Herr, vor dem unser Jahr als ein Geschwätz und Scherzen,
Fällt meine Zeit nicht hin wie ein verschmelzter Schnee?
Laß doch, weil mir die Sonne gleich in der Mittagshöh,
Mich doch nicht untergehn gleich ausgebrannten Kerzen!
Nach Leiden, Leid und Ach und letzt ergrimmten Nöten,
Nachdem auf uns gezückt und eingesteckt das Schwert
Indem der süße Fried ins Vaterland einkehrt;
Und man ein Danklied hört statt rasenden Trompeten.
Bisher sind wir tot gewesen, kann nun Fried ein Leben geben.
Ach so laß uns, Friedenskönig, durch dich froh und friedlich leben,
Wo du Leben uns versprochen!
Herr, es ist genug geschlagen
Angst und Ach genug getragen,
Gib doch nun etwas Frist, daß ich mich recht bedenke.

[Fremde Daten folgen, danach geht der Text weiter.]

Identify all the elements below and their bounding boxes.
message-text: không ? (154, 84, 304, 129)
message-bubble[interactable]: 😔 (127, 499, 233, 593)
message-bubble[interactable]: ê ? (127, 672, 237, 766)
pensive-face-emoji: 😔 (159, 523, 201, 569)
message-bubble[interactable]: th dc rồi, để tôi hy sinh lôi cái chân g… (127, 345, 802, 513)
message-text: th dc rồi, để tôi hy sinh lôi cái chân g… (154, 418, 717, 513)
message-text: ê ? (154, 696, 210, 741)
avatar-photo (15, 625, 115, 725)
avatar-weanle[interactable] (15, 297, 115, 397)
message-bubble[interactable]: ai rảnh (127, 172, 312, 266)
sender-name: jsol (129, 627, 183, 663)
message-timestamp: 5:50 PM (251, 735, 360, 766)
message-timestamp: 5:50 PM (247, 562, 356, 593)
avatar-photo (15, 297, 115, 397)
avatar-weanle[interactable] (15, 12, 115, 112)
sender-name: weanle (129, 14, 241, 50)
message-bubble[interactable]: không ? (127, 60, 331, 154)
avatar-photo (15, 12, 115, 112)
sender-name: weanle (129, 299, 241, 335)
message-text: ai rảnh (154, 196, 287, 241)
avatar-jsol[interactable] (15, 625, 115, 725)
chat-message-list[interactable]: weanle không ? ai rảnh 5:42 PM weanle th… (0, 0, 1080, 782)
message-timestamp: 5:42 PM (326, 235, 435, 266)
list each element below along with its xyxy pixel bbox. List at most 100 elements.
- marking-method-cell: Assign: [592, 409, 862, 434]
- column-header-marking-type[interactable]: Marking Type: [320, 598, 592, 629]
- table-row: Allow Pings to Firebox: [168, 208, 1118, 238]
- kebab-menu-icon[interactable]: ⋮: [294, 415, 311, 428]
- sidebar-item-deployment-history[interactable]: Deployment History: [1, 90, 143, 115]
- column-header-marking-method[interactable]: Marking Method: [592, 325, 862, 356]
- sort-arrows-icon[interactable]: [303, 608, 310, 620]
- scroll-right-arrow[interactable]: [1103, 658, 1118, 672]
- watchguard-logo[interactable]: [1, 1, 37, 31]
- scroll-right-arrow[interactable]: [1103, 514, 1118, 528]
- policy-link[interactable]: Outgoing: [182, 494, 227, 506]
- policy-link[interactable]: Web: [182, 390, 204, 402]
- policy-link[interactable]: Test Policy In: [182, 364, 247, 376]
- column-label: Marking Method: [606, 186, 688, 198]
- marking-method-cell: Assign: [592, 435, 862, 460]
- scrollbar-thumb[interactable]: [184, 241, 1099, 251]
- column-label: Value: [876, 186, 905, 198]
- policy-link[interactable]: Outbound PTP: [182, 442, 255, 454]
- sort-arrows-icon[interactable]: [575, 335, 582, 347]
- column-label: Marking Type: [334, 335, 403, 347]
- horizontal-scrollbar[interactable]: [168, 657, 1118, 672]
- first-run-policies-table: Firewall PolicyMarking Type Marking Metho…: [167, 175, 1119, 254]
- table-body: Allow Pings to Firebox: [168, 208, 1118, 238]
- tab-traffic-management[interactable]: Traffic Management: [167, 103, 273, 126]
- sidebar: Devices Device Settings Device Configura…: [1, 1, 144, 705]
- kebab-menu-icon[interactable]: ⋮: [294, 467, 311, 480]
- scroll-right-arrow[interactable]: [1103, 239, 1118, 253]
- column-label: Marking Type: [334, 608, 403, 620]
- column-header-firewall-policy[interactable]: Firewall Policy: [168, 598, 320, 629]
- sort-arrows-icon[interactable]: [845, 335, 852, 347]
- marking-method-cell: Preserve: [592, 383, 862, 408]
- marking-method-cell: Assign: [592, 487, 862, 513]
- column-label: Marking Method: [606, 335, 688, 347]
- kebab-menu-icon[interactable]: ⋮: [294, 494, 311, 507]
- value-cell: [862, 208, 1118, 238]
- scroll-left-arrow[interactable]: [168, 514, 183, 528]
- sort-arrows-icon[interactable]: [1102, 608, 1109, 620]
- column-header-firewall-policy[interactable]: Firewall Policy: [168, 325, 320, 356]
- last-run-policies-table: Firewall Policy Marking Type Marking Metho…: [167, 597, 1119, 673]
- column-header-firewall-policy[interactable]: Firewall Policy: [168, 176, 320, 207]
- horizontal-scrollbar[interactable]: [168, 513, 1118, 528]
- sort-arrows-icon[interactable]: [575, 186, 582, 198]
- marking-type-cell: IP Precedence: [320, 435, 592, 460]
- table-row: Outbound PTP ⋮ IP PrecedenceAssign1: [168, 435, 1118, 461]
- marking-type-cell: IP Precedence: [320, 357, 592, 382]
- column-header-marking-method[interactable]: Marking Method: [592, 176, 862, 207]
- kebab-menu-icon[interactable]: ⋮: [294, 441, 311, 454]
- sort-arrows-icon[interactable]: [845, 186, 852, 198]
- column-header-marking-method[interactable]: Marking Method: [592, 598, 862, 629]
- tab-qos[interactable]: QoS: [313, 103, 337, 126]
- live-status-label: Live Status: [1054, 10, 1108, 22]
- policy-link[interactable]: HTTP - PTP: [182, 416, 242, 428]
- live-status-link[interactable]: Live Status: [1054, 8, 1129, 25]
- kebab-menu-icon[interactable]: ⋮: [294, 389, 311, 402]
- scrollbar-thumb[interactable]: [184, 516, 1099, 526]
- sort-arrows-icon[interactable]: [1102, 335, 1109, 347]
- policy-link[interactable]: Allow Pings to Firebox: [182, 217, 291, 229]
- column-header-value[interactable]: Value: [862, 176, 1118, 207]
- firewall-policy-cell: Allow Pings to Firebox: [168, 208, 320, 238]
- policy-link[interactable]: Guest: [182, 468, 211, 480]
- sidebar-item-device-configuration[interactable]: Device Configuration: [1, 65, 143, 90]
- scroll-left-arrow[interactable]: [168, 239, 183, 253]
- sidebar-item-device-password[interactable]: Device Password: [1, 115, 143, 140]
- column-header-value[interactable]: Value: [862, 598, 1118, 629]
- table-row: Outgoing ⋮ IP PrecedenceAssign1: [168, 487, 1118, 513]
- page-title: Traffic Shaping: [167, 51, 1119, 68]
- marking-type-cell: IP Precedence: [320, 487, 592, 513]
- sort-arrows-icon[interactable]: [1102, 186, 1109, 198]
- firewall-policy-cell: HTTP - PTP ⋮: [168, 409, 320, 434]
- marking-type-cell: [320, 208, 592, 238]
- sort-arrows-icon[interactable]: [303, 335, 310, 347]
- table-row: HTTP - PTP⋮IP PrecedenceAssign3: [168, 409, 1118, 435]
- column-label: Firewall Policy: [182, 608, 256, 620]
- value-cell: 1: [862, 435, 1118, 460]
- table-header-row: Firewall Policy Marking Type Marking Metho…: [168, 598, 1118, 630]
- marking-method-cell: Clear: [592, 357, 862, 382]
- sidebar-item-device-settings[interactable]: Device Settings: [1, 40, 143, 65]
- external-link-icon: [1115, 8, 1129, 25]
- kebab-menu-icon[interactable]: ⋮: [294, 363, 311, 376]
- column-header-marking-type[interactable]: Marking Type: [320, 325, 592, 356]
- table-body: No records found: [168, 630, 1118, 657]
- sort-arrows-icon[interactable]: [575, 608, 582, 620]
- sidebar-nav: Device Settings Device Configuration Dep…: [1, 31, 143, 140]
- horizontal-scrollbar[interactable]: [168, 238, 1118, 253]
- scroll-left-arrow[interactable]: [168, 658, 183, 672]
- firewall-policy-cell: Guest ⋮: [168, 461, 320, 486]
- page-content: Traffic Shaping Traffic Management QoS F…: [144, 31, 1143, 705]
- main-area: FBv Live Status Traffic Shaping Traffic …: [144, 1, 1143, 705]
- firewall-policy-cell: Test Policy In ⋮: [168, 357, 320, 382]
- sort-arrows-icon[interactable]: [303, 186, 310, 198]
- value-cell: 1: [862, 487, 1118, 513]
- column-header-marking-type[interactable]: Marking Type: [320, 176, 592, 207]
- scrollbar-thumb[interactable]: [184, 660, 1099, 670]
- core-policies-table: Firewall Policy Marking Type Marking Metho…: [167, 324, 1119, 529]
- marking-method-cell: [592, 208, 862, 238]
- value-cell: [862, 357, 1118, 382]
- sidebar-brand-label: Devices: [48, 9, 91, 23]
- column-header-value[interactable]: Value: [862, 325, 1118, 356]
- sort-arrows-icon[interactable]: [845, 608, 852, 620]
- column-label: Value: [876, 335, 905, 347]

Gib, daß ich der Handvoll Jahre
Froh werd eins vor meiner Bahre,
Mißgönne mir doch nicht dein liebliches Geschenke.
Friede den Menschen
Friede den Toten Friede den Lebenden
Friede Friede Friede
Ernest Bloch (1880-1959): Baal Shem für Violine und Klavier
Der gebürtige Schweizer Ernest Bloch studiert zwischen 1901 und 1903 an der Münchner Musikhochschule und ist nach dem Ersten Weltkrieg vor allem in den USA aktiv. Sein Hauptanliegen ist die Modernisierung der jüdischen Musik, die für ihn mehr ist als liturgische Praxis oder Folklore. Sein Stil ist gekennzeichnet von melodischen Versatzstücken jüdischer Musik, Anlehnungen an den Sprachrhythmus des Hebräischen und häufigen Tempowechseln. Seine Werke zählen zu den am häufigsten aufgeführten Werken in den Konzerten der Jüdischen Kulturbünde. Auch im Münchner Kulturbund sind seine Kompositionen oft zu hören, darunter die von der chassidischen Gebets- und Musikkultur inspirierte Suite Baal Shem (1923), benannt nach einem der der Mitbegründer des Chassidismus im 18. Jahrhundert, Baal Shem-Tov.
Vidui („Reue“)
Der Satz beschreibt die Beichte und das Sündenbekenntnis im jüdischen Glauben. Die Musik bringt die Reue des Sünders zum Ausdruck, der sich gegen Gott vergangen hat.
Nigun („Melodie“)
Nigun bezeichnet den oft improvisatorischen, weitschweifigen Gesang frommer Juden.